1. “Se Jesus propõe discretamente seu coração como centro de atração para aqueles que buscam a verdade, explica-se pelo fato de que, para ele, a fé não é adesão a uma verdade abstrata, mas antes de tudo afeto por uma pessoa. É seu coração, e não sua inteligência que procura comunicar a mensagem. Há uma corrente afetiva que se estabelece entre o Mestre e seus discípulos” (Jean Galot, SJ).
2. Jesus quer discípulos. Os evangelhos nos mostram um Mestre itinerante que chama e que convoca. Através de todos os tempos, no coração da Igreja, albergue do Ressuscitado, o Senhor Jesus, aquele que fala, é o que convoca. Insistimos no Cristo ressuscitado. No hoje do mundo, nas encruzilhadas da vida, nos grupos de jovens, numa celebração dominical, o Ressuscitado chama e ama. Há o apelo feito pela palavra proclamada, bela beleza do texto de Lucas ou a força do estilo de João. Há essa leitura feita no sacrário da intimidade ou junto ao rosto de um doente, imagem do Cristo entre nós. E os corações dos passantes, dos distraídos se fixa nesse que vive, que arrasta, que atrai, que é o Ressuscitado.
3. Quando alguém se decide a seguir Jesus? Pensamos aqui num seguimento que seja bem outra coisa do que o simples fato de ter o seu nome num registro paroquial. Pensamos aqui nessa revolução que uma pessoa pode experimentar quando se sente convocada a deixar tudo e a seguir o Mestre. Esse é um momento de graça. Ele pode acontecer quando alguém se depara com pessoas que se estimam de verdade. O famoso “vede como eles se amam” pode ser um convite ao seguimento. Uma dor profunda pode questionar a existência de uma pessoa a ponto de deixar um mundo e abraçar um outro. Em todas as situações, o seguimento é graça do apelo de Cristo no meio da vida.
4. “ A pessoa divina de Jesus investe e envolve de tal modo o que é chamado que lhe muda o projeto de vida, o modo de viver, de pensar e de agir.

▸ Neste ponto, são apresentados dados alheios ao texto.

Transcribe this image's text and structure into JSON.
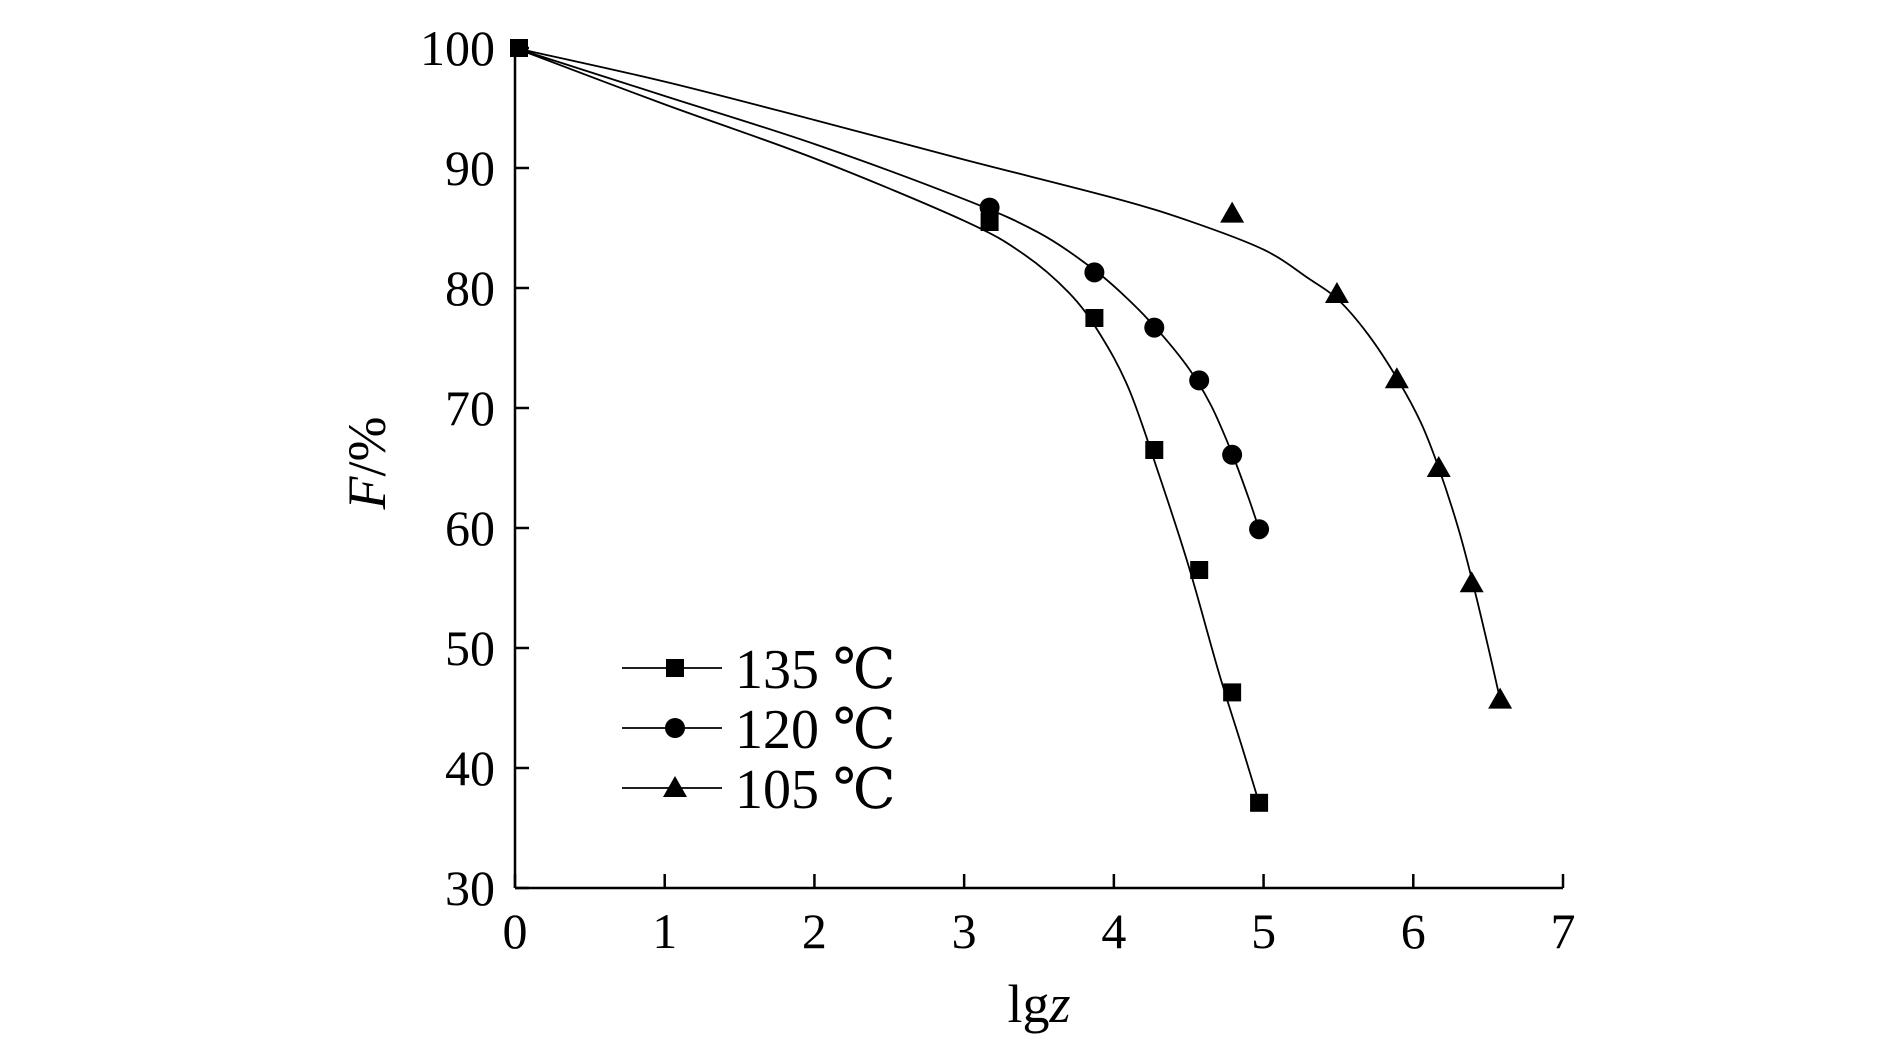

Lentamente, o discípulo se encontra com um novo estilo de vida, um novo modo de escolher e de avaliar as coisas, as pessoas e os acontecimentos. O mestre Jesus exerce sobre o discípulo tal poder de atração que se torna irresistível. O apostolo Paulo dirá que foi “agarrado” por Jesus Cristo” (Fl 3,12). (Ubaldo Terrinoni, Projeto de pedagogia evangélica, Paulinas, p. 47).

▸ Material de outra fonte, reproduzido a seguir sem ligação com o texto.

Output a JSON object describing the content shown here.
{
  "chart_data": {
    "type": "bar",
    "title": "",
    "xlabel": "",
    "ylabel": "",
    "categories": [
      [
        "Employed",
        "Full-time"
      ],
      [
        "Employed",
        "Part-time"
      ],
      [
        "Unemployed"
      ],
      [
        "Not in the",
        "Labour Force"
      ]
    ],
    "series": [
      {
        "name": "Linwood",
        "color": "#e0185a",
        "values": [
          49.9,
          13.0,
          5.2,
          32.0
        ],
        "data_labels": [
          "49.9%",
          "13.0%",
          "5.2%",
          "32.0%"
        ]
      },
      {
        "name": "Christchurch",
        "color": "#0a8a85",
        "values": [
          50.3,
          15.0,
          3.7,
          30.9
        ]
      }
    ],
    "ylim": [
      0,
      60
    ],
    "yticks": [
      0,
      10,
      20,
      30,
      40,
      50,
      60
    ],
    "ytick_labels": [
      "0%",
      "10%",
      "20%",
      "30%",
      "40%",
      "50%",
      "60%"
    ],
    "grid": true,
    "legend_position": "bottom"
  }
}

5. A contemplação do amor do Mestre até o final é ponto decisivo no amadurecimento da vocação do discípulo. Alguém pode ter começado o seguimento de Cristo a partir de um determinado ardor de juventude. Ora, na medida em que o discípulo vai aprofundando seu conhecimento existencial de Cristo, o seguimento ganha outras base. Esse que veio das alturas, que se aninhou no seio da Virgem Maria, que chorou e sorriu, que falou e viveu foi levado até um momento chave: seu corpo foi pregado num madeiro e erguido diante de algumas pessoas. Naquele momento de solidão profunda e de dor indescritível Jesus consegue reunir suas forças e fazer o dom de si para a vida do mundo. “Minha vida, dirá ele, ninguém me tira. Sou eu que dou livremente”. Preso, amarrado, pregado, sem roupas, sem amanhã, sem apoio, sem nada, absolutamente pobre Jesus faz a crua e nua entrega de si, sem aparato, sem plateia, sem alvoroço. E morto, deixa que um soldado lhe abra o coração. O discípulo segue a Cristo muito mais pelo dom amoroso de sua vida, do que pelo encadeado de suas doutrinas. Um coração que se esvaziou de si e amou até o fim.
6. Jean Galot, já citado, continua: “A abertura do lado é como a materialização da abertura do coração, abertura que significa um dom total. Essa fenda aberta no lado de Cristo nada tinha de doloroso porque Jesus já estava morto. Ela permanece, no entanto, como o sinal de um coração que nada reteve para si e que quis derramar todas as suas íntimas riquezas. O sangue e a água são os símbolos das graças que resultam do sacrifício. Mais tarde reconheceu-se neles um alusão à eucaristia e ao batismo. Seu derramamento realiza de modo discreto o anúncio dos rios de água viva que deviam jorrar do seio do Messias (Jo 7,37-38).